Simmons). McLaughlin tries to assert dominance by telling Sitting Bull that he
can’t go on any more such trips. Actually Sitting Bull was the one who made the
decision and McLaughlin was disappointed because he thought it would properly
Americanize the chief.
| The casting of President Ulysses S. Grant and General William Tecumseh Sherman for one scene is a little off despite the talent used. Fred Thompson plays Grant and Colm Feore Sherman (pictured above) |
The death of Sitting Bull and the bloodbath at Wounded Knee are
accurately shown, but only as quick flashbacks via one of the wounded patients
Eastman treats (this time Eastman’s interaction is historical.

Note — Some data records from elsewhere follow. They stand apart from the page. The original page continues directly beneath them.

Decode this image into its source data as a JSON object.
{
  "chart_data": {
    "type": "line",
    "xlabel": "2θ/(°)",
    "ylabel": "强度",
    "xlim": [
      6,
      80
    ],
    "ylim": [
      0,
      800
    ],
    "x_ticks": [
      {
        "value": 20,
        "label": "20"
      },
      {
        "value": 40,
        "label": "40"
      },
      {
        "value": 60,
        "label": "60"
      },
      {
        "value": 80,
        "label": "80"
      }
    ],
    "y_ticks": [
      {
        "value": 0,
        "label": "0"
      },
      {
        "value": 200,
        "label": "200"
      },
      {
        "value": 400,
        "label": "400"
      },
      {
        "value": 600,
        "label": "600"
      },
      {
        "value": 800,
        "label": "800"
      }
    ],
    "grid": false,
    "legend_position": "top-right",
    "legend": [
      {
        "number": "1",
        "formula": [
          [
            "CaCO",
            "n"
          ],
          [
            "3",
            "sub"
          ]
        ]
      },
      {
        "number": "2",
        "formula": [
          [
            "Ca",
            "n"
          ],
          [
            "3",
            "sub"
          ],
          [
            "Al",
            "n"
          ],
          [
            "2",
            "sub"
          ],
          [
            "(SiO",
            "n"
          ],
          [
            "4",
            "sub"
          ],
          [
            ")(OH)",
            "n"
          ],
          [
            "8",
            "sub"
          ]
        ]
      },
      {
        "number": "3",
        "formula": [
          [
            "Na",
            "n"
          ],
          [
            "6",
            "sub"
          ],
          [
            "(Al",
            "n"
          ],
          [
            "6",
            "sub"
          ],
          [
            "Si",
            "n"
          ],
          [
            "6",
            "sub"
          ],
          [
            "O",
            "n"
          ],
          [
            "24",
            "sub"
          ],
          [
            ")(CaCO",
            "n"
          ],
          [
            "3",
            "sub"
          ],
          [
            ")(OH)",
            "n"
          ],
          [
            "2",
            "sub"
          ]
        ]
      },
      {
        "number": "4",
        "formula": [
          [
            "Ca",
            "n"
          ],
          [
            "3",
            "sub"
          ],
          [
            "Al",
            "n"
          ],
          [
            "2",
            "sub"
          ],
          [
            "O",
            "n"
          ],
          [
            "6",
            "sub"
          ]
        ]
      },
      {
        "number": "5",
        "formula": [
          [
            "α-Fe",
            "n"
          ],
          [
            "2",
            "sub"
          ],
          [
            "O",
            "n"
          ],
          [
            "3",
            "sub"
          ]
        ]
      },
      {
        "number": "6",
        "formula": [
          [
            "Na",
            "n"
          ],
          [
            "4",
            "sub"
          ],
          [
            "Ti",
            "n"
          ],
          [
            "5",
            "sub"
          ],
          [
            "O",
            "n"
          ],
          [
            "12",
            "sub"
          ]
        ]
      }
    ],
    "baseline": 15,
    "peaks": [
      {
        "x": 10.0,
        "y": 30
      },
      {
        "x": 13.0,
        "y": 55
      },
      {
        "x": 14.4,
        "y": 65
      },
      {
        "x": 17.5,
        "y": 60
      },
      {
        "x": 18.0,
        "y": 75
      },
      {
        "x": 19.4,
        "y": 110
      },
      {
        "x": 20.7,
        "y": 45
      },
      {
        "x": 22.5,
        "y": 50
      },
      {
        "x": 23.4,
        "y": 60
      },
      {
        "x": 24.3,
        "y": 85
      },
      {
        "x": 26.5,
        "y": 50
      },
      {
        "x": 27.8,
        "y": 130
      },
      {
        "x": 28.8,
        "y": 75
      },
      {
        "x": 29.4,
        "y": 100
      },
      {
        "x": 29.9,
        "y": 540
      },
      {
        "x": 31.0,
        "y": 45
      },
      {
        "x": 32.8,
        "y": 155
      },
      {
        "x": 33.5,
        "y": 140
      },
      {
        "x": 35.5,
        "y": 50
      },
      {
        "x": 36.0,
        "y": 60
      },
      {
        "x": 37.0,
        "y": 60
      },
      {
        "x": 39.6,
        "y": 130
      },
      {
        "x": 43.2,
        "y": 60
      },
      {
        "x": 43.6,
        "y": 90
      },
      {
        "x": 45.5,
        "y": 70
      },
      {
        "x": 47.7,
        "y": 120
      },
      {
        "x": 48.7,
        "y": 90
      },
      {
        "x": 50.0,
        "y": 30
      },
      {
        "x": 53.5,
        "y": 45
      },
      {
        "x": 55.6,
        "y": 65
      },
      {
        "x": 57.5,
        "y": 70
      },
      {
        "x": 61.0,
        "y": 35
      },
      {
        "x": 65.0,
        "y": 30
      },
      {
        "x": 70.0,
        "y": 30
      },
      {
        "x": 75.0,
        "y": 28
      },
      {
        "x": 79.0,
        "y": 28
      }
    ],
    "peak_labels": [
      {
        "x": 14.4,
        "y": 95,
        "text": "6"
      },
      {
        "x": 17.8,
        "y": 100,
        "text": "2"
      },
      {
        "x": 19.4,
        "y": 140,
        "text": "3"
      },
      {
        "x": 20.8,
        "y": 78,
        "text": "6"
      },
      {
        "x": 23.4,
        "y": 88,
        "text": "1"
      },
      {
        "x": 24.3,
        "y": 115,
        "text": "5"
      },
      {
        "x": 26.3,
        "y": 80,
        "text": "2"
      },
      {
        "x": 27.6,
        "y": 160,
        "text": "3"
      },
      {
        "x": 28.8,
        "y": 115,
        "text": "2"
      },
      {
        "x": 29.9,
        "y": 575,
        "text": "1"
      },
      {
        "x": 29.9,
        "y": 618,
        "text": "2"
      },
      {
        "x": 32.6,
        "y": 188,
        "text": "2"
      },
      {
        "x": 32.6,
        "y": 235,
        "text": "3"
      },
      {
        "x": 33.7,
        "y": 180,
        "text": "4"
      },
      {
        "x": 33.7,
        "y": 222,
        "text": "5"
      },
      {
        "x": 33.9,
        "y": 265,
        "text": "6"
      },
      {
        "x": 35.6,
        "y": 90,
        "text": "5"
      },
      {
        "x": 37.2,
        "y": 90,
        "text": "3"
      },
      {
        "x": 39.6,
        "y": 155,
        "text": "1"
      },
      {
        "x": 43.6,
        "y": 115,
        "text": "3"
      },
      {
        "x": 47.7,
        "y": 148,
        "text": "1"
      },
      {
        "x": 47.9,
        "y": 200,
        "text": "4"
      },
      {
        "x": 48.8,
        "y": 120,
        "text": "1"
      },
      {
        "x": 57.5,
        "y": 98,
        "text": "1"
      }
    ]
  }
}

He saved most of
the 38 wounded Sioux brought to him). For a movie with Wounded Knee in the
title, I expect more, and Sitting Bull’s death is also way too quick
considering he was one of the primary characters.
Overall Bury My Heart at
Wounded Knee is a decent, tragic film which shows how the position of
American Indians has declined (and still has not improved much when it comes to
the reservations). There is a bit of a hope spot at the end, but it’s not
much. It's definitely sympathetic to the Sioux, but is able to show some
balance in depicting events and characters. Also, unlike many HBO productions
there isn’t a bunch of nudity (aside from the grisly stripped corpses of
Custer’s men) and little to no profanity. If one is okay with the few gory bits
this can safely be shown in school, but don’t expect anything too stellar.